Apples are free of fat, sodium and cholesterol, contain about 17 percent of the daily recommended intake of fiber and 11 percent of the daily recommended intake of vitamin C. Apples contain 80 to 95 calories in average-sized piece of fruit. Two-thirds of the fiber in an apple is found in the peel, alongside many antioxidants that help to reduce cellular damage in the body.
Apples contain an array of polyphenols that have a variety of health benefits. Phytonutrients slow down carbohydrate digestion and help to regulate blood sugar using three different mechanisms: the absorption of glucose from the digestive tract is lessened; the pancreas’ beta cells are stimulated to secrete insulin; and insulin receptors are stimulated to increase uptake of glucose from the blood. Apples also alter the amounts of two types of bacteria in the digestive tract, providing positive metabolic changes in the large intestine and improving the overall health of the gastrointestinal system.

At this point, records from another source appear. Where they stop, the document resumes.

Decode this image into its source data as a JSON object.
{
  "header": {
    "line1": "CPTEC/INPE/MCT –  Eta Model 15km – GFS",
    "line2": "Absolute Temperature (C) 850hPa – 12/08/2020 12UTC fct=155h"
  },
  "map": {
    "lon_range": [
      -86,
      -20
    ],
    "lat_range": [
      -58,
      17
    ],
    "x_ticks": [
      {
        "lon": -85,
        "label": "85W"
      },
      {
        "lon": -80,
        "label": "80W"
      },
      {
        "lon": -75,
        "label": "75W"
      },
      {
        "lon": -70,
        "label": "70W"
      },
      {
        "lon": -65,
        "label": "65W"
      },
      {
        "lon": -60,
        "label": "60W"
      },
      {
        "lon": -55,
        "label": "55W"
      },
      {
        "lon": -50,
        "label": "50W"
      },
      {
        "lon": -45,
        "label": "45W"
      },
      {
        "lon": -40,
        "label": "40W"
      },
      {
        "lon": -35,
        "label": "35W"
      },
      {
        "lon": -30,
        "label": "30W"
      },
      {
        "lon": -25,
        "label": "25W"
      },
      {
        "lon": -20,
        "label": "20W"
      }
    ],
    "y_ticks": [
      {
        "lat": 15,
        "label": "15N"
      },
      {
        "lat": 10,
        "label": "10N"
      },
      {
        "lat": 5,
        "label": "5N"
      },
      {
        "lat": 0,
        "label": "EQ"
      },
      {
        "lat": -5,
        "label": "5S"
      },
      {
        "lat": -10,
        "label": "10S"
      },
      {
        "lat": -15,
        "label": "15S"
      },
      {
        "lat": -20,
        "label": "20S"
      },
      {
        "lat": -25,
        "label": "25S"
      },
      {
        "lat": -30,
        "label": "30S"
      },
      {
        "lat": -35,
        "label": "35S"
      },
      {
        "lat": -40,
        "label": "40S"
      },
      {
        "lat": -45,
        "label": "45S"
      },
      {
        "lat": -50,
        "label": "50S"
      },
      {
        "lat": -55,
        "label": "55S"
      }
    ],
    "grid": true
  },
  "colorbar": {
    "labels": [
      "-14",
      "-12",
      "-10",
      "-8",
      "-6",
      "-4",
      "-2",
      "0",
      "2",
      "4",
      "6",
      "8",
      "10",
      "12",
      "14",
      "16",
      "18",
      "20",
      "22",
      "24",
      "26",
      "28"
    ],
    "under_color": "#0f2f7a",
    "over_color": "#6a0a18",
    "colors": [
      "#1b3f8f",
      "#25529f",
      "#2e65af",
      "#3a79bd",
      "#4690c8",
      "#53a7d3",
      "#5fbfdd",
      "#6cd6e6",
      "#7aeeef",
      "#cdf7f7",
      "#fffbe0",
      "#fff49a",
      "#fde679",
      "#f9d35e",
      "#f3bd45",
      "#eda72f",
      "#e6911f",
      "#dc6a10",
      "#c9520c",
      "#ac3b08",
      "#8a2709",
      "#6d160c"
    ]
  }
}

Most polyphenols in apples function as antioxidants. Liquid peroxidation of blood vessel membranes is the primary risk factor for atherosclerosis, so antioxidants decrease the risk of many chronic heart problems. Strong antioxidant benefits are linked to a lower risk of asthma, and apples contain quercetin, which has anti-inflammatory properties that reduce risk factors for cardiovascular diseases. The combination of antioxidant and anti-inflammatory properties may mean that apples may reduce the risk of lung cancer. Research also links applies to various degenerative conditions.